Posted by on Ene 30, 2017 | 3 comments

Espondilitis anquilosante

En el ejercicio de la profesión médica, nuestra relación con las enfermedades es de muchos tipos.

Es una relación de conocimiento y, al igual que se saben las capitales de los países de Europa, conviene, enriquece nuestra cultura general y permite una conversación fluida en casi cualquier contexto.

A veces la relación es de vecindad, tiene una ligera influencia en nuestra vida, como el vecino de arriba o de la puerta contigua, pero, en general, la distancia y los obstáculos arquitectónicos nos hacen entenderlos como variantes de la normalidad, como cebras con un estampado distinto en un mundo lleno de cebras con estampados que parecen iguales si no reparas en ello.

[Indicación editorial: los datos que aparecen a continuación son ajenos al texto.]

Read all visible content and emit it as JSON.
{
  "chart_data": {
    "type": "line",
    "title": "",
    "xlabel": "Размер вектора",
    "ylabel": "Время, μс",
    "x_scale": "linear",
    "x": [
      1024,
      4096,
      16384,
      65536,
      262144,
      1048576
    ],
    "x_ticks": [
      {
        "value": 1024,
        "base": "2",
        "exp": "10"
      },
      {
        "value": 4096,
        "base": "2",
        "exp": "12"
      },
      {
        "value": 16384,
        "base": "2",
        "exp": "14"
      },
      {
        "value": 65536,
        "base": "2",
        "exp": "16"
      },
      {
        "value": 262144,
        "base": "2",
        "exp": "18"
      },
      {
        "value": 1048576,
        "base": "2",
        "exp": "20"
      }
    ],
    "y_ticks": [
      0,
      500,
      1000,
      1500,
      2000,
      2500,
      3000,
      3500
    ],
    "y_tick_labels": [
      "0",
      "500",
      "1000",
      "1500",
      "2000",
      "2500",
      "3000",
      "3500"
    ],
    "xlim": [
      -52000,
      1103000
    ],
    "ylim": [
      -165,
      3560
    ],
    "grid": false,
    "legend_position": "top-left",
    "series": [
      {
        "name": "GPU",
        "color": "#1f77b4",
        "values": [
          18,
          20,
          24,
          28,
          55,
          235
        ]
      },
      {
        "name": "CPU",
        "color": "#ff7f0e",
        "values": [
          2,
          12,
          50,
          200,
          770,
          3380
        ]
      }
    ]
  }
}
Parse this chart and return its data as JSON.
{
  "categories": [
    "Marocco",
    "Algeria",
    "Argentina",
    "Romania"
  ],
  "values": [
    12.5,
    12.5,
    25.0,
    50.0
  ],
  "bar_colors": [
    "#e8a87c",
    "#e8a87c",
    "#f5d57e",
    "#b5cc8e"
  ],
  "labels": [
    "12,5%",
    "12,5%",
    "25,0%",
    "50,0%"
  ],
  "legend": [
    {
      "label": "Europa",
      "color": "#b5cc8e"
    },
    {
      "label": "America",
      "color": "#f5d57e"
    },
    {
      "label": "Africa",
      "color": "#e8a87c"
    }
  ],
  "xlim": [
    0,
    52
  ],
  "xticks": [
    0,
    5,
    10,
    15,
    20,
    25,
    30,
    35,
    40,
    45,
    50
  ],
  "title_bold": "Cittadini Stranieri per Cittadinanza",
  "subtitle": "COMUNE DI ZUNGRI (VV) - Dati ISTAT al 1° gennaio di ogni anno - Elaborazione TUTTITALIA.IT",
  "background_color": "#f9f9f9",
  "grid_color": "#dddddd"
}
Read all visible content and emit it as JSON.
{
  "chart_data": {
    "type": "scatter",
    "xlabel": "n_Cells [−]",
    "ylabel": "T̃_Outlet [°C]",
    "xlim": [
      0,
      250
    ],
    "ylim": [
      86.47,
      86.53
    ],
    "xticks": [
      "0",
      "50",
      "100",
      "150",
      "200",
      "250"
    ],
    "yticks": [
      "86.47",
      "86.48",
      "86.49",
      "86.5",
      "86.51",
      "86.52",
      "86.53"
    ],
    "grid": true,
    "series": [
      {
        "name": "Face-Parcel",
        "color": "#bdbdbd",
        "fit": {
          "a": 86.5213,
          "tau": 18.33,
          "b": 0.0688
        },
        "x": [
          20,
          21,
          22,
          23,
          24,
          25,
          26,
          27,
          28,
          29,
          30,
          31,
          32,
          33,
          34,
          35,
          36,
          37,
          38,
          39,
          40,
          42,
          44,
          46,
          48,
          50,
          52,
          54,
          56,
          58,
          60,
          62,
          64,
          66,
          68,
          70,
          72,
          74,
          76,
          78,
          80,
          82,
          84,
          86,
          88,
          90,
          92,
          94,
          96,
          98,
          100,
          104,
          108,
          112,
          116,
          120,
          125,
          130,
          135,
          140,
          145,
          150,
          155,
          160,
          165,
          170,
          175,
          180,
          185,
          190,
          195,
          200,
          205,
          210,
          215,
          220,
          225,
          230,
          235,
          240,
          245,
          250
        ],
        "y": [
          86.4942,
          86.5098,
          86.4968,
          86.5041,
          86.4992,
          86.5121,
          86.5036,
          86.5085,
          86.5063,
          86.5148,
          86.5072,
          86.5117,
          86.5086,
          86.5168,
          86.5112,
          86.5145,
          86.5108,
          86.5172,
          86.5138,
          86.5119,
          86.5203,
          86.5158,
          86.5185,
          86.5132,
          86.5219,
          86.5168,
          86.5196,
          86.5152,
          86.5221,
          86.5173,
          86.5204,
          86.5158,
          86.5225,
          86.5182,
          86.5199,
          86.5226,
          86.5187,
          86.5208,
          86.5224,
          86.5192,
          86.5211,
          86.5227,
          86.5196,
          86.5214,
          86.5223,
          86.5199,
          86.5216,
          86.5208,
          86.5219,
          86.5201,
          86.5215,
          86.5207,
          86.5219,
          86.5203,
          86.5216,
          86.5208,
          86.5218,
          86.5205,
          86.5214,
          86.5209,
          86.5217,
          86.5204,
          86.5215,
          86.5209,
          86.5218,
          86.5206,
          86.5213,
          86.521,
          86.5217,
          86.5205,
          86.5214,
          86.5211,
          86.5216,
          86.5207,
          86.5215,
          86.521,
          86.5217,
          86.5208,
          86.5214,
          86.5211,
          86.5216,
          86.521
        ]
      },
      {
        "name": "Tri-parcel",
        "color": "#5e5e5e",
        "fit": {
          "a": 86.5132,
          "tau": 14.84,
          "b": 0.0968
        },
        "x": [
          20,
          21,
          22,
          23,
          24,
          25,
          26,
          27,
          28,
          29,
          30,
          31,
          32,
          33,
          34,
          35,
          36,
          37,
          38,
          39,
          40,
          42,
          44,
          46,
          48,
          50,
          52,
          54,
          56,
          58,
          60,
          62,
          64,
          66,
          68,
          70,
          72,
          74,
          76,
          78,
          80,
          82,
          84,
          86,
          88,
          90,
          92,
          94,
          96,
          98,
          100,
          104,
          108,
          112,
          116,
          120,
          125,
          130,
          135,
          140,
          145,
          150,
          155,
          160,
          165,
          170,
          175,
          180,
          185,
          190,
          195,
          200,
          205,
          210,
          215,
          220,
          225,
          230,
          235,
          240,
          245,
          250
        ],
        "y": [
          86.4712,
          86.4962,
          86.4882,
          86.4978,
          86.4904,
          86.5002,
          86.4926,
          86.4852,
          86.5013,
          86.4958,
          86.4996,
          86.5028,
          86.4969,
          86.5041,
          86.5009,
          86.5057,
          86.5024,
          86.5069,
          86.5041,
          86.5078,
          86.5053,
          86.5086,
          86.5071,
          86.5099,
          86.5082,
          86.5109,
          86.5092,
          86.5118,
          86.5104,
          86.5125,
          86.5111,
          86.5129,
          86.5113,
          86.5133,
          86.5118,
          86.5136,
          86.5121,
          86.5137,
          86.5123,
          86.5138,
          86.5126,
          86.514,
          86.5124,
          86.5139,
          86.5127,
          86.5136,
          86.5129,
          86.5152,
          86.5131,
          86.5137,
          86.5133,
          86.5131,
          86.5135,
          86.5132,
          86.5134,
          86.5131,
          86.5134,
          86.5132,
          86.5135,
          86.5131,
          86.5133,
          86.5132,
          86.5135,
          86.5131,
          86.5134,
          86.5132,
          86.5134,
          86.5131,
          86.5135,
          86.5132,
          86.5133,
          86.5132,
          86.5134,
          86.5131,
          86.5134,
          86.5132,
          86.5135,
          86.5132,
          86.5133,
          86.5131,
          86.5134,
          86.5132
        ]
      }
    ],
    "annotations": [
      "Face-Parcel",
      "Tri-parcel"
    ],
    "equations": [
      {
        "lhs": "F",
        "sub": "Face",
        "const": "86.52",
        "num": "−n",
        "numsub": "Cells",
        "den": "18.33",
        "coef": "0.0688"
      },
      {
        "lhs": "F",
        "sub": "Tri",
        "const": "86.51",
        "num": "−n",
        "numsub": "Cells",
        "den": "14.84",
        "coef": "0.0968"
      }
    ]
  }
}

Otras, la enfermedad lleva tu apellido, o, mejor dicho, tu llevas el apellido de ella, la enfermedad en primera persona, de la que conoces los detalles por ciencia propia y que casi siempre marca de una manera decisiva tu vida.

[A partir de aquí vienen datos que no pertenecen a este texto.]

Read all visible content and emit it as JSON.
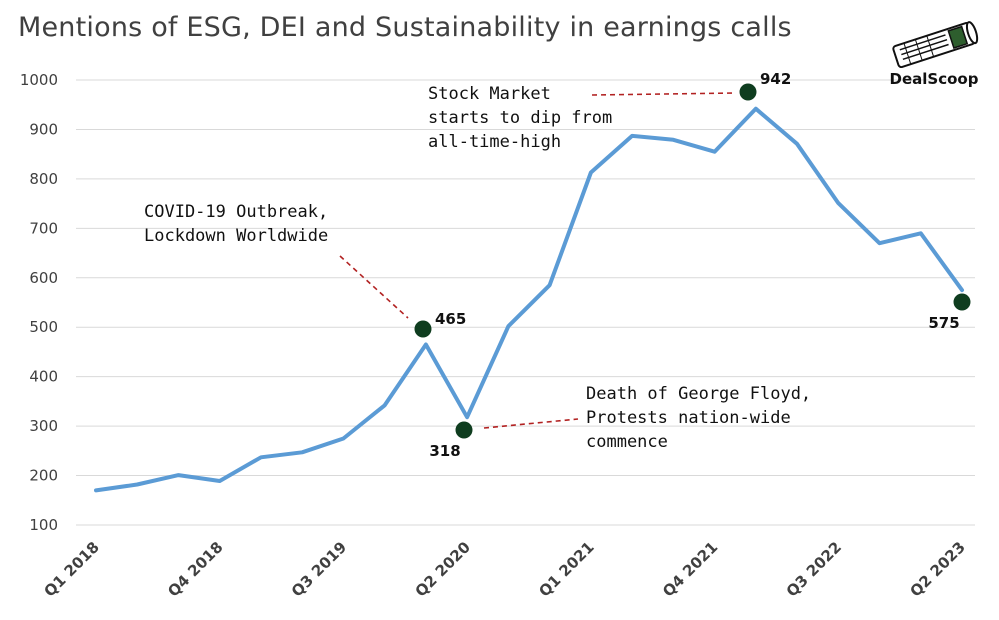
{
  "title": "Mentions of ESG, DEI and Sustainability in earnings calls",
  "logo": {
    "text": "DealScoop",
    "icon": "newspaper-roll-icon"
  },
  "chart_data": {
    "type": "line",
    "x": [
      "Q1 2018",
      "Q2 2018",
      "Q3 2018",
      "Q4 2018",
      "Q1 2019",
      "Q2 2019",
      "Q3 2019",
      "Q4 2019",
      "Q1 2020",
      "Q2 2020",
      "Q3 2020",
      "Q4 2020",
      "Q1 2021",
      "Q2 2021",
      "Q3 2021",
      "Q4 2021",
      "Q1 2022",
      "Q2 2022",
      "Q3 2022",
      "Q4 2022",
      "Q1 2023",
      "Q2 2023"
    ],
    "xtick_labels": [
      "Q1 2018",
      "Q4 2018",
      "Q3 2019",
      "Q2 2020",
      "Q1 2021",
      "Q4 2021",
      "Q3 2022",
      "Q2 2023"
    ],
    "series": [
      {
        "values": [
          170,
          182,
          201,
          189,
          237,
          247,
          275,
          342,
          465,
          318,
          502,
          585,
          813,
          887,
          879,
          855,
          942,
          871,
          751,
          670,
          690,
          575
        ],
        "color": "#5b9bd5"
      }
    ],
    "ylim": [
      100,
      1000
    ],
    "yticks": [
      100,
      200,
      300,
      400,
      500,
      600,
      700,
      800,
      900,
      1000
    ],
    "grid": "horizontal",
    "marker_color": "#0f3d1f",
    "annotation_color": "#b22222",
    "highlights": [
      {
        "label": "465"
      },
      {
        "label": "318"
      },
      {
        "label": "942"
      },
      {
        "label": "575"
      }
    ],
    "annotations": [
      {
        "lines": [
          "COVID-19 Outbreak,",
          "Lockdown Worldwide"
        ]
      },
      {
        "lines": [
          "Death of George Floyd,",
          "Protests nation-wide",
          "commence"
        ]
      },
      {
        "lines": [
          "Stock Market",
          "starts to dip from",
          "all-time-high"
        ]
      }
    ]
  }
}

Muchas veces, estudiando la vida de los médicos, sus primeras vivencias, su entorno personal o familiar encontramos razones poderosas para encauzar una vida en pos de la meta de la salud, del servicio a los demás, como los peregrinos que siguen el curso de las estrellas hacia poniente en el camino de Santiago, buscando un ideal profesional y quizá una redención espiritual.

Nuestra experiencia personal de la enfermedad la señala y distingue, no solo como un paquete de información, de conocimiento, sino con el registro afectivo o emocional que supone que el afectado sea de nuestro entorno inmediato.

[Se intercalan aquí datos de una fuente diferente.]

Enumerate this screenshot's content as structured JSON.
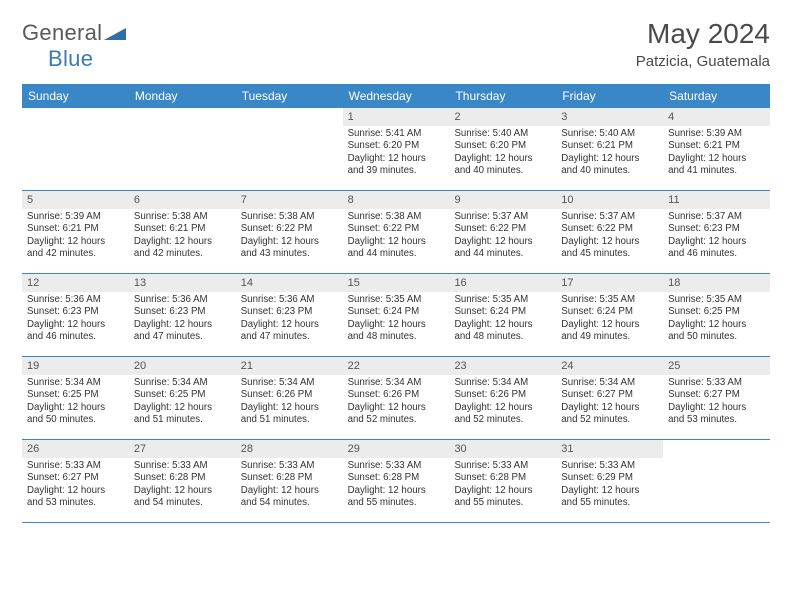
{
  "brand": {
    "part1": "General",
    "part2": "Blue"
  },
  "title": {
    "month": "May 2024",
    "location": "Patzicia, Guatemala"
  },
  "colors": {
    "header_bg": "#3a87c7",
    "header_text": "#ffffff",
    "daynum_bg": "#ececec",
    "rule": "#3a87c7",
    "text": "#3a3a3a"
  },
  "weekdays": [
    "Sunday",
    "Monday",
    "Tuesday",
    "Wednesday",
    "Thursday",
    "Friday",
    "Saturday"
  ],
  "weeks": [
    [
      {
        "n": "",
        "sr": "",
        "ss": "",
        "dl": ""
      },
      {
        "n": "",
        "sr": "",
        "ss": "",
        "dl": ""
      },
      {
        "n": "",
        "sr": "",
        "ss": "",
        "dl": ""
      },
      {
        "n": "1",
        "sr": "5:41 AM",
        "ss": "6:20 PM",
        "dl": "12 hours and 39 minutes."
      },
      {
        "n": "2",
        "sr": "5:40 AM",
        "ss": "6:20 PM",
        "dl": "12 hours and 40 minutes."
      },
      {
        "n": "3",
        "sr": "5:40 AM",
        "ss": "6:21 PM",
        "dl": "12 hours and 40 minutes."
      },
      {
        "n": "4",
        "sr": "5:39 AM",
        "ss": "6:21 PM",
        "dl": "12 hours and 41 minutes."
      }
    ],
    [
      {
        "n": "5",
        "sr": "5:39 AM",
        "ss": "6:21 PM",
        "dl": "12 hours and 42 minutes."
      },
      {
        "n": "6",
        "sr": "5:38 AM",
        "ss": "6:21 PM",
        "dl": "12 hours and 42 minutes."
      },
      {
        "n": "7",
        "sr": "5:38 AM",
        "ss": "6:22 PM",
        "dl": "12 hours and 43 minutes."
      },
      {
        "n": "8",
        "sr": "5:38 AM",
        "ss": "6:22 PM",
        "dl": "12 hours and 44 minutes."
      },
      {
        "n": "9",
        "sr": "5:37 AM",
        "ss": "6:22 PM",
        "dl": "12 hours and 44 minutes."
      },
      {
        "n": "10",
        "sr": "5:37 AM",
        "ss": "6:22 PM",
        "dl": "12 hours and 45 minutes."
      },
      {
        "n": "11",
        "sr": "5:37 AM",
        "ss": "6:23 PM",
        "dl": "12 hours and 46 minutes."
      }
    ],
    [
      {
        "n": "12",
        "sr": "5:36 AM",
        "ss": "6:23 PM",
        "dl": "12 hours and 46 minutes."
      },
      {
        "n": "13",
        "sr": "5:36 AM",
        "ss": "6:23 PM",
        "dl": "12 hours and 47 minutes."
      },
      {
        "n": "14",
        "sr": "5:36 AM",
        "ss": "6:23 PM",
        "dl": "12 hours and 47 minutes."
      },
      {
        "n": "15",
        "sr": "5:35 AM",
        "ss": "6:24 PM",
        "dl": "12 hours and 48 minutes."
      },
      {
        "n": "16",
        "sr": "5:35 AM",
        "ss": "6:24 PM",
        "dl": "12 hours and 48 minutes."
      },
      {
        "n": "17",
        "sr": "5:35 AM",
        "ss": "6:24 PM",
        "dl": "12 hours and 49 minutes."
      },
      {
        "n": "18",
        "sr": "5:35 AM",
        "ss": "6:25 PM",
        "dl": "12 hours and 50 minutes."
      }
    ],
    [
      {
        "n": "19",
        "sr": "5:34 AM",
        "ss": "6:25 PM",
        "dl": "12 hours and 50 minutes."
      },
      {
        "n": "20",
        "sr": "5:34 AM",
        "ss": "6:25 PM",
        "dl": "12 hours and 51 minutes."
      },
      {
        "n": "21",
        "sr": "5:34 AM",
        "ss": "6:26 PM",
        "dl": "12 hours and 51 minutes."
      },
      {
        "n": "22",
        "sr": "5:34 AM",
        "ss": "6:26 PM",
        "dl": "12 hours and 52 minutes."
      },
      {
        "n": "23",
        "sr": "5:34 AM",
        "ss": "6:26 PM",
        "dl": "12 hours and 52 minutes."
      },
      {
        "n": "24",
        "sr": "5:34 AM",
        "ss": "6:27 PM",
        "dl": "12 hours and 52 minutes."
      },
      {
        "n": "25",
        "sr": "5:33 AM",
        "ss": "6:27 PM",
        "dl": "12 hours and 53 minutes."
      }
    ],
    [
      {
        "n": "26",
        "sr": "5:33 AM",
        "ss": "6:27 PM",
        "dl": "12 hours and 53 minutes."
      },
      {
        "n": "27",
        "sr": "5:33 AM",
        "ss": "6:28 PM",
        "dl": "12 hours and 54 minutes."
      },
      {
        "n": "28",
        "sr": "5:33 AM",
        "ss": "6:28 PM",
        "dl": "12 hours and 54 minutes."
      },
      {
        "n": "29",
        "sr": "5:33 AM",
        "ss": "6:28 PM",
        "dl": "12 hours and 55 minutes."
      },
      {
        "n": "30",
        "sr": "5:33 AM",
        "ss": "6:28 PM",
        "dl": "12 hours and 55 minutes."
      },
      {
        "n": "31",
        "sr": "5:33 AM",
        "ss": "6:29 PM",
        "dl": "12 hours and 55 minutes."
      },
      {
        "n": "",
        "sr": "",
        "ss": "",
        "dl": ""
      }
    ]
  ],
  "labels": {
    "sunrise": "Sunrise: ",
    "sunset": "Sunset: ",
    "daylight": "Daylight: "
  }
}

Mi primer contacto con esta enfermedad, caracterizada por la afectación vertebral, especialmente de las articulaciones sacroiliacas, lumbosacras y lumbares inferiores, que afecta más a varones y que debuta en un curso crónico y progresivo desde la tercera y cuarta décadas de la vida, limitando de forma progresiva su movilidad hasta encorvarlos sobre sí mismos, fue en la facultad de medicina.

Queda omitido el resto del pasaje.